Continental’s Chief Financial Officer Wolfgang Schaefer said in a phone interview:
“High battery costs, limits to driving ranges and charging times mean that electric cars won’t have an economic advantage over combustion engines until 2025."
It seems a bit negative, but we tend to look at it from another point of view, "traditional petrol cars will be at an economic disadvantage from 2025 going forward" - and we are A-OK with that assessment.
Anyway regardless of the context in which one takes the outlook, Continental seems to be happy with the eventual transition to EVs, as they will sell powertrain setups for some ~3,000 euros as opposed to the 750 euros for conventional combustion cars.

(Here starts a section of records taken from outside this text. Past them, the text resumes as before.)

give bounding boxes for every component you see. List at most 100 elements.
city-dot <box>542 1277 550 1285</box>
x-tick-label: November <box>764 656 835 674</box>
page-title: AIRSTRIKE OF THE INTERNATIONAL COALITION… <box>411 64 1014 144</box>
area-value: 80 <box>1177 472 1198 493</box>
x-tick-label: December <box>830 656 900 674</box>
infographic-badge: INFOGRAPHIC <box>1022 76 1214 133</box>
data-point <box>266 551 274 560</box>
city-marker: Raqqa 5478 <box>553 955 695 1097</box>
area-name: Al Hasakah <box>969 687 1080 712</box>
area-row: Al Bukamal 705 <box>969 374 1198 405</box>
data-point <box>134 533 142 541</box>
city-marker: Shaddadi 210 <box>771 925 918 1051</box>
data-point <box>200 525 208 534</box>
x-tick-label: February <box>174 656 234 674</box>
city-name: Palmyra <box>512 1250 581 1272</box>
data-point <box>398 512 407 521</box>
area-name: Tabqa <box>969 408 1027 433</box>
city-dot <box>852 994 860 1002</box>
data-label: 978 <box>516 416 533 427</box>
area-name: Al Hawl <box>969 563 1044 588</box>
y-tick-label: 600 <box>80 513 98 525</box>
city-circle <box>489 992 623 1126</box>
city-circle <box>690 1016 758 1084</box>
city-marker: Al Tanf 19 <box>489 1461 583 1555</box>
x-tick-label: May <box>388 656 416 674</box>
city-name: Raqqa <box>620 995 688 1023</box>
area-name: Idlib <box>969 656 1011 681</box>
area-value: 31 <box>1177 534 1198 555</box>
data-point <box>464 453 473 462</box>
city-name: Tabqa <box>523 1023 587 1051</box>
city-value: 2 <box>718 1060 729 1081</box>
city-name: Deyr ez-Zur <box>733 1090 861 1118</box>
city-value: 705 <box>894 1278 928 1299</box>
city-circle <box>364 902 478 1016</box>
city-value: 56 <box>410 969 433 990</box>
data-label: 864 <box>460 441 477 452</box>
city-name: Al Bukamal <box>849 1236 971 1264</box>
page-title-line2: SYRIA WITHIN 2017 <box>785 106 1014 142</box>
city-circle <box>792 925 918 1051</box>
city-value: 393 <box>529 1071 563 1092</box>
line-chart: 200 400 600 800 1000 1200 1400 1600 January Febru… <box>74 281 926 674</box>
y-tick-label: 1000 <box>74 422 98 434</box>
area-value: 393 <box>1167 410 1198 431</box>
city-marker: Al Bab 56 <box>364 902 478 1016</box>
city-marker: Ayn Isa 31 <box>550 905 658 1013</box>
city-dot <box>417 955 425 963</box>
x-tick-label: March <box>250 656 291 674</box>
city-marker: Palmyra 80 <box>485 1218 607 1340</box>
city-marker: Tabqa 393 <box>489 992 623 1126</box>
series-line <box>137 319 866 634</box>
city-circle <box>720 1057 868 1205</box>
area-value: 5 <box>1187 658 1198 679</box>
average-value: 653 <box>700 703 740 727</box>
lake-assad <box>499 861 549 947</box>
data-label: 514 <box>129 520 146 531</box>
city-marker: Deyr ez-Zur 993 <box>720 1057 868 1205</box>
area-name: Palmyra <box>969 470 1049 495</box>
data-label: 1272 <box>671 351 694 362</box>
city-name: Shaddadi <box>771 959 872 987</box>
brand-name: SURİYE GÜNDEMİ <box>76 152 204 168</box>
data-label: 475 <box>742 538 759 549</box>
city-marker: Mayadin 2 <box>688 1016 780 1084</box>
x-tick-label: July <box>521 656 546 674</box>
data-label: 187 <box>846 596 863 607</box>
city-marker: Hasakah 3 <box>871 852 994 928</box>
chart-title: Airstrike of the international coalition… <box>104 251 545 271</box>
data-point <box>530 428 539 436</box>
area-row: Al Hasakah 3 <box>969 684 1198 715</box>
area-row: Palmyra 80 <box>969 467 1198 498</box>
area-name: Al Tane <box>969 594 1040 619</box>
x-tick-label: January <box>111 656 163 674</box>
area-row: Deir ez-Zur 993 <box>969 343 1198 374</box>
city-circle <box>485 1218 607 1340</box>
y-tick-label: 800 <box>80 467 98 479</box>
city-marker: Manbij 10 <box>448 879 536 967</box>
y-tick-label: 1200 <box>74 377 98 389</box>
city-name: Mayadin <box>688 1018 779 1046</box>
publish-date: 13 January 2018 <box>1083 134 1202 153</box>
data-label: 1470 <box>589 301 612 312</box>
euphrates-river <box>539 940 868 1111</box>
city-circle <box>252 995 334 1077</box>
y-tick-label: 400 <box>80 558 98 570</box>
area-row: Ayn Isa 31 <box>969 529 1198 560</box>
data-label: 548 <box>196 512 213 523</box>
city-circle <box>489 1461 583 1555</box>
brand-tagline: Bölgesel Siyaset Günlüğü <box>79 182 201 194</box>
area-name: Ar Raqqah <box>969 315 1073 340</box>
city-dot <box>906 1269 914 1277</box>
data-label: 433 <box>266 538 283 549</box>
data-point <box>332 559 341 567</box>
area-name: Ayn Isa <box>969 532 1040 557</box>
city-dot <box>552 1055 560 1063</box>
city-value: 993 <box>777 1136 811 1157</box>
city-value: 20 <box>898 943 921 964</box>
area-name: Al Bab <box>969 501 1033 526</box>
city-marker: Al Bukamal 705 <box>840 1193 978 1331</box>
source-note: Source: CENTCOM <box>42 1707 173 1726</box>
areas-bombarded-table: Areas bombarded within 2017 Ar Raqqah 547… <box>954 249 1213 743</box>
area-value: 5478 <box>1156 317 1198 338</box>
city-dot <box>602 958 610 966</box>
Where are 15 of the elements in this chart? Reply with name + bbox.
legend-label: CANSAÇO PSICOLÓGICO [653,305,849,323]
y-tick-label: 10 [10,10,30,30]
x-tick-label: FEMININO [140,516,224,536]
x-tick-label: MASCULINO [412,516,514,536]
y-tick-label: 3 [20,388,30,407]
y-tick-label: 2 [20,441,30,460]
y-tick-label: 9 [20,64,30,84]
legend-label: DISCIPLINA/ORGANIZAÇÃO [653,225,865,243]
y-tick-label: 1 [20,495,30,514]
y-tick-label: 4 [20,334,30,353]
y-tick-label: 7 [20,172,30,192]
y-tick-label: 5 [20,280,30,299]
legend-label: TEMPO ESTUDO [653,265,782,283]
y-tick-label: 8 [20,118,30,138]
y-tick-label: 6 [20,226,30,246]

"In the long term, the electric-car market is very attractive for suppliers like Continental, whose customers include the world’s biggest automakers. Continental stands to benefit because it’ll eventually be selling electric powertrain parts valued at 3,000 euros as opposed to the 750 euros from conventional combustion cars, Schaefer said."
"“Our customers have a fireworks of new electric models in the pipeline that’ll hit the market in 2019 and 2020,” said Schaefer. “They and we have our hands full to get these new models ready.”"
Another insight from Continental is that the $10 billion worth of EV investments currently underway from Volkswagen and Daimler over the next 5 years, will take years to payoff; which doesn't particularly seem all that insightful - pay today to profit tomorrow.